DÜNYA TARİHİNE DAMGA VURMUŞ BİRÇOK KRİTİK GELİŞMENİN BİZZAT TANIĞI.
MÜTHİŞ BİR ENTELEKTÜEL… BİLGİ BİRİKİMİ TARTIŞILMAZ.
SAVAŞIN ORTASINDA ‘SAKİN’ KALABİLEN ENDER MUHABİRLERDEN BİRİ.
SESSİZ AMA BİR O KADAR DA DERİN GAZETECİ; NTV MUHABİRİ CAN ERTUNA; SORULARIMIZI AÇIK YÜREKLİLİKLE CEVAPLADI…
Neden savaş muhabiri oldunuz? ‘’Deli misiniz?’’
Bu soruyu ailem ve yakın arkadaşlarım da yöneltti zaman zaman, duyunca gülümsüyor haliyle insan.
Açıkçası bir tıbbi rapora dayanarak söylemiyorum ama değilim sanırım.
Sadece meraklıyım diyebilirim.
Habercilik mesleğini de hep bu merak duygusuyla yapıyorum.
Yaşananları öğrenmek ve daha sonra aktarmak tutkusuyla.
Savaş bölgelerine, özellikle de sıcak çatışmanın yaşandığı bölgelere çok sayıda haberci gitmiyor ya da gönderilmiyor.
İşte bu yüzden oralarda neler yaşandığını anlamanın en iyi yolu bizzat orada bulunmak.
Savaşlar olmasa; savaş muhabirleri ‘’aç mı kalır?’’

Aslında Türkiye’de savaş muhabiri diye bir muhabir türü yok Batı’dakinden farklı olarak.
 “Savaşa da giden” muhabirler var. Ben de onlardan biriyim.
Savaş ve çatışma haberciliği iş rutinimizin sadece bir bölümü, onun dışında siz de biliyorsunuz ki birçok alanda haber takip ediyoruz.
Ayrıca savaş ve çatışma takip eden muhabirler ne yazık ki Türkiye’de aç kalmaz sizin deyiminizle.
90’lı yılları hatırlayın, Gazi olaylarını, hatta Gezi sürecini…
Muhabirlerin Türkiye’nin kentlerindeki toplumsal olaylarda da yüzde yüz can güvenliği var diyebilir miyiz?

Riskli bölgelerde en çok neyden korkuyorsunuz?

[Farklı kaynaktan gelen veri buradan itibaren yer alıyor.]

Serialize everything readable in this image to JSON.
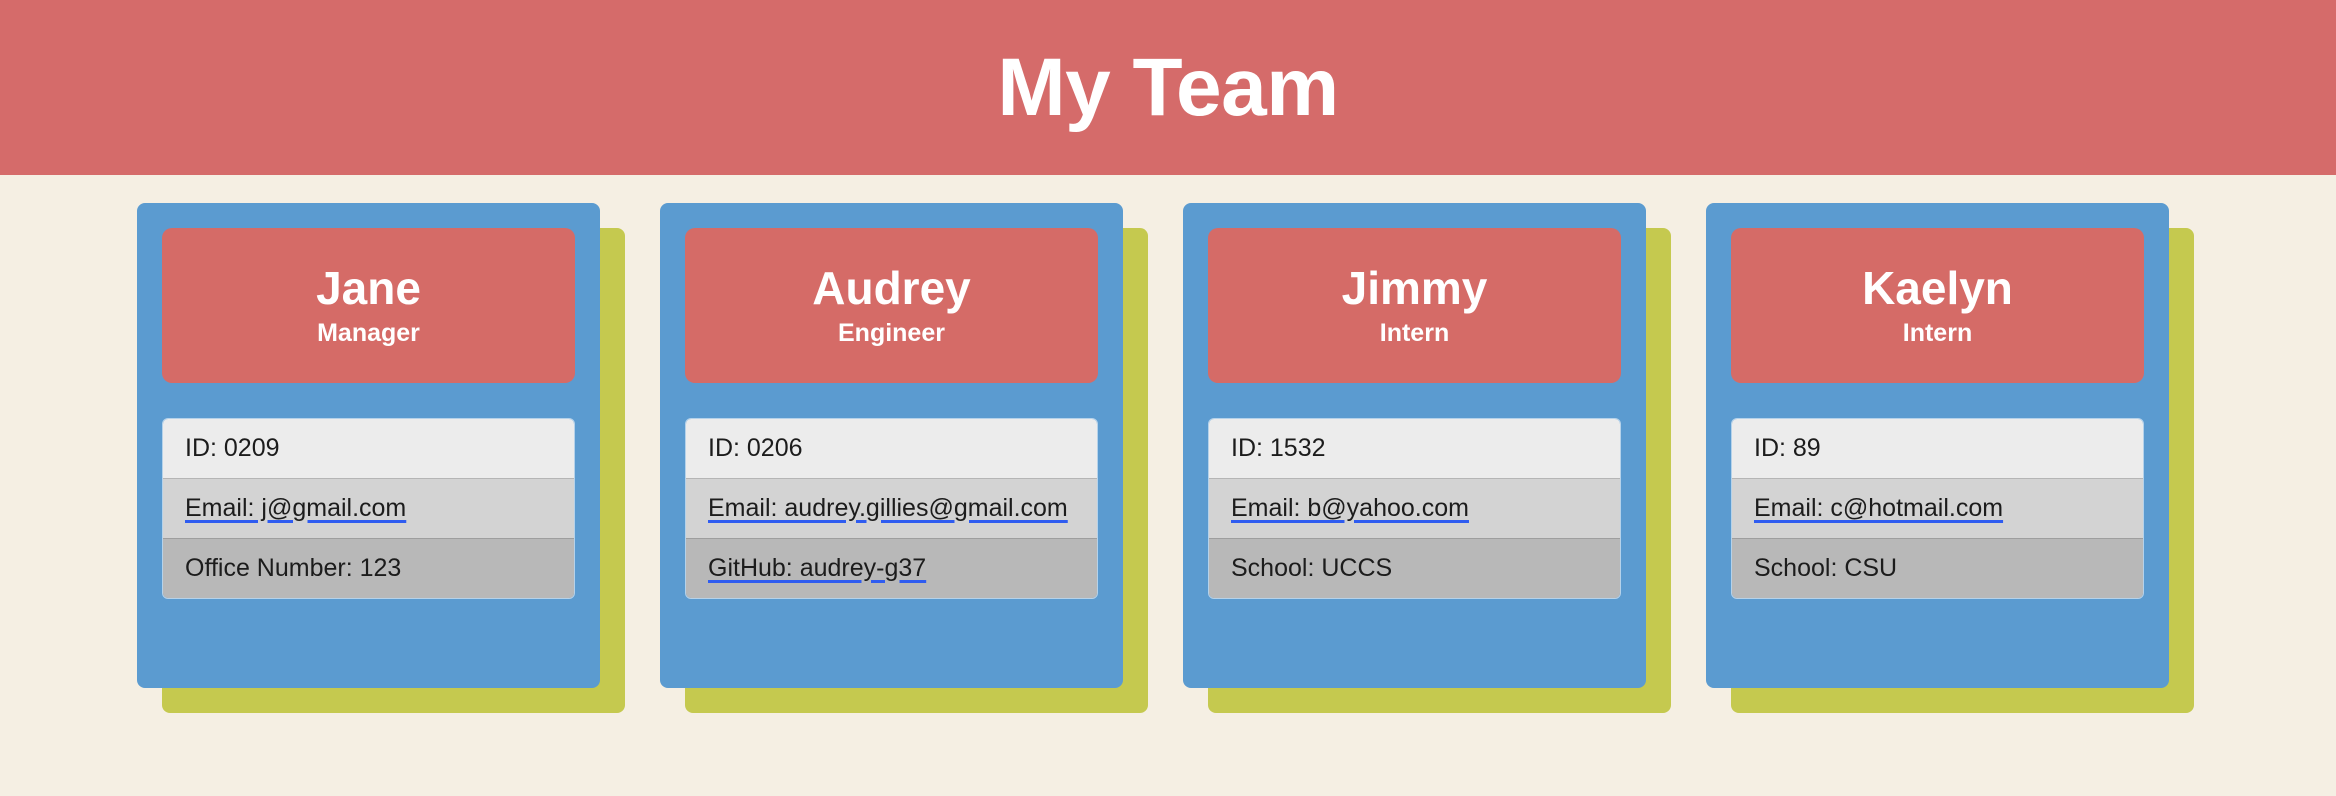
{
  "header": {
    "title": "My Team"
  },
  "colors": {
    "header_bar": "#d56b6a",
    "page_background": "#f5efe3",
    "card_background": "#5b9bd0",
    "card_header": "#d56b67",
    "card_shadow": "#c5c94f",
    "list_shade_light": "#ececec",
    "list_shade_medium": "#d3d3d3",
    "list_shade_dark": "#b8b8b8",
    "link_underline": "#2f5cf0"
  },
  "team": [
    {
      "name": "Jane",
      "role": "Manager",
      "details": [
        {
          "text": "ID: 0209",
          "link": false
        },
        {
          "text": "Email: j@gmail.com",
          "link": true
        },
        {
          "text": "Office Number: 123",
          "link": false
        }
      ]
    },
    {
      "name": "Audrey",
      "role": "Engineer",
      "details": [
        {
          "text": "ID: 0206",
          "link": false
        },
        {
          "text": "Email: audrey.gillies@gmail.com",
          "link": true
        },
        {
          "text": "GitHub: audrey-g37",
          "link": true
        }
      ]
    },
    {
      "name": "Jimmy",
      "role": "Intern",
      "details": [
        {
          "text": "ID: 1532",
          "link": false
        },
        {
          "text": "Email: b@yahoo.com",
          "link": true
        },
        {
          "text": "School: UCCS",
          "link": false
        }
      ]
    },
    {
      "name": "Kaelyn",
      "role": "Intern",
      "details": [
        {
          "text": "ID: 89",
          "link": false
        },
        {
          "text": "Email: c@hotmail.com",
          "link": true
        },
        {
          "text": "School: CSU",
          "link": false
        }
      ]
    }
  ]
}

Aşırı stresle nasıl baş ediyorsunuz?

Elbette ölmekten ya da yaralanmaktan korkuyor insan.
Sadece kendi adınıza değil, ekip arkadaşınızın varsa rehber, çevirmen ya da şoförünüzün sağlığı için de endişe ediyorsunuz.
Ayrıca çok özel bir yerde özel bir “iş” çektiyseniz, onu merkeze ulaştırma kaygısı da taşırsınız.
Stresle başetmenin en önemli aracı da işinize konsantre olmaktır bence.
Böylece daha az korkar, endişe duyarsınız.
Ruh sağlığınızı yitirmemeniz için gerekli dozda bir “yabancılaşmayı” sağlar bu size.
 
 
Şehir merkezinde tel örgülerin önünde canlı yayın yapıp; sanki çatışmanın ortasındaymış gibi anlattınız mı hiç? Bunu yapanlar var zira!
Açıkçası bunu yapanlar var, hatta daha neler neler yapılıyor ama bu ayrıntılara girmeyelim.
Genel ilke olarak tam tersine sükûnetimi korumaya çalışıyorum.
Çatışma anlarında zaten izleyicileriniz de provoke olmuş bir halde izlerler televizyonu yangına körükle gitmeye gerek yok.
Yaşananı en sakin dille, çarpıtmadan anlatmaya çalışırım.
Tabii bazen heyecana kendimi kaptırdığım da olur, sonra bu yayınları izleyip kızarım kendimi, daha sakin olamaz mıydım diye.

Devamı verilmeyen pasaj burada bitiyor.